Question

Show that “the range of the first seven multiples of the smallest odd prime number is also a multiple of that prime number.”

Answer 1

Hint:The smallest odd prime number is 3. The range of the first seven multiples of 3 will be the difference between its seventh multiple and its first multiple. Calculate the first and seventh multiple of 3 and get the difference between the two and check if it is divisible by 3.

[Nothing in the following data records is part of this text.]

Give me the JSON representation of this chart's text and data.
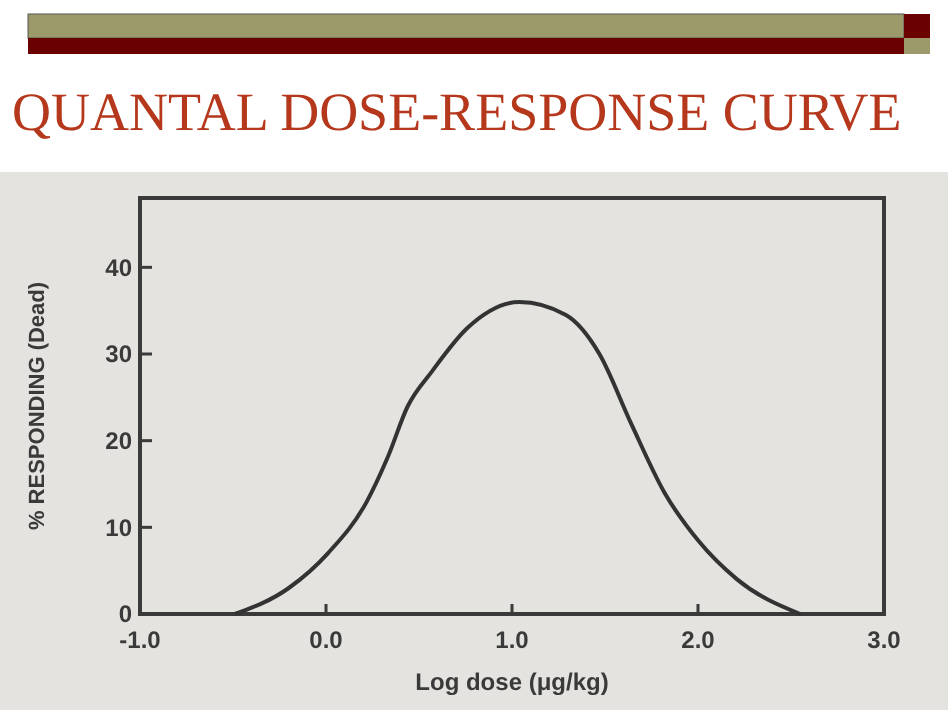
{
  "chart_data": {
    "type": "line",
    "title": "QUANTAL DOSE-RESPONSE CURVE",
    "xlabel": "Log dose (μg/kg)",
    "ylabel": "% RESPONDING (Dead)",
    "x": [
      -0.49,
      -0.2,
      0.01,
      0.22,
      0.33,
      0.44,
      0.57,
      0.76,
      1.04,
      1.29,
      1.47,
      1.64,
      1.82,
      2.0,
      2.21,
      2.55
    ],
    "series": [
      {
        "color": "#333333",
        "values": [
          0,
          3,
          7,
          13,
          18,
          24,
          28,
          33,
          36,
          34.5,
          30,
          22,
          14,
          8.5,
          4,
          0
        ]
      }
    ],
    "xlim": [
      -1,
      3
    ],
    "xticks": [
      {
        "value": -1,
        "label": "-1.0"
      },
      {
        "value": 0,
        "label": "0.0"
      },
      {
        "value": 1,
        "label": "1.0"
      },
      {
        "value": 2,
        "label": "2.0"
      },
      {
        "value": 3,
        "label": "3.0"
      }
    ],
    "ylim": [
      0,
      48
    ],
    "yticks": [
      0,
      10,
      20,
      30,
      40
    ],
    "grid": false,
    "marker": "none",
    "line_style": "solid"
  }
}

Complete step-by-step answer:
According to the question, we have to show that the range of the first seven multiples of the smallest odd prime number is also a multiple of that prime number.
We know that the smallest odd prime number is 3.
So,
To show – “The range of the first seven multiples of 3 will also be a multiple of 3.”
Let us first find first seven multiples of 3,
We know that nth multiple of a number $=n\times (that\ number)$
First seven multiples of 3 will be, $\left( 3\times 1 \right),\left( 3\times 2 \right),\left( 3\times 3 \right),\left( 3\times 4 \right),\left( 3\times 5 \right),\left( 3\times 6 \right)\ and\ \left( 3\times 7 \right)$
$\Rightarrow$ First seven multiples of 3=3,6,9,12,15,18 and 21.
We know that range of a group of number = (largest number in the group) – (smallest number in the group)
In the first seven multiples of 3,
Largest number = 21 and
Smallest number = 3.
Putting largest number = 21 and smallest number = 3 in the above formula for range, we will get,
Range = 21 – 3 =18.
We know, $18=3\times 6$. So, 18 is the 6th multiple of 3. Hence, we have shown that “the range of the first seven multiples of the smallest odd prime number (i.e. 3) is also a multiple of that prime number (i.e. 3)”.

Note: Another method,
Let us assume that the smallest prime number is ‘P’.
Range of its first seven multiples = (its 7th multiple) – (its 1st multiple)
$\begin{align}
  & =\left( P\times 7 \right)-\left( P\times 1 \right) \\
 & =7P-P \\
 & =6P \\
\end{align}$
We know that nth multiple of a number $=n\times (that\ number)$
So, 6P will be also a multiple of P.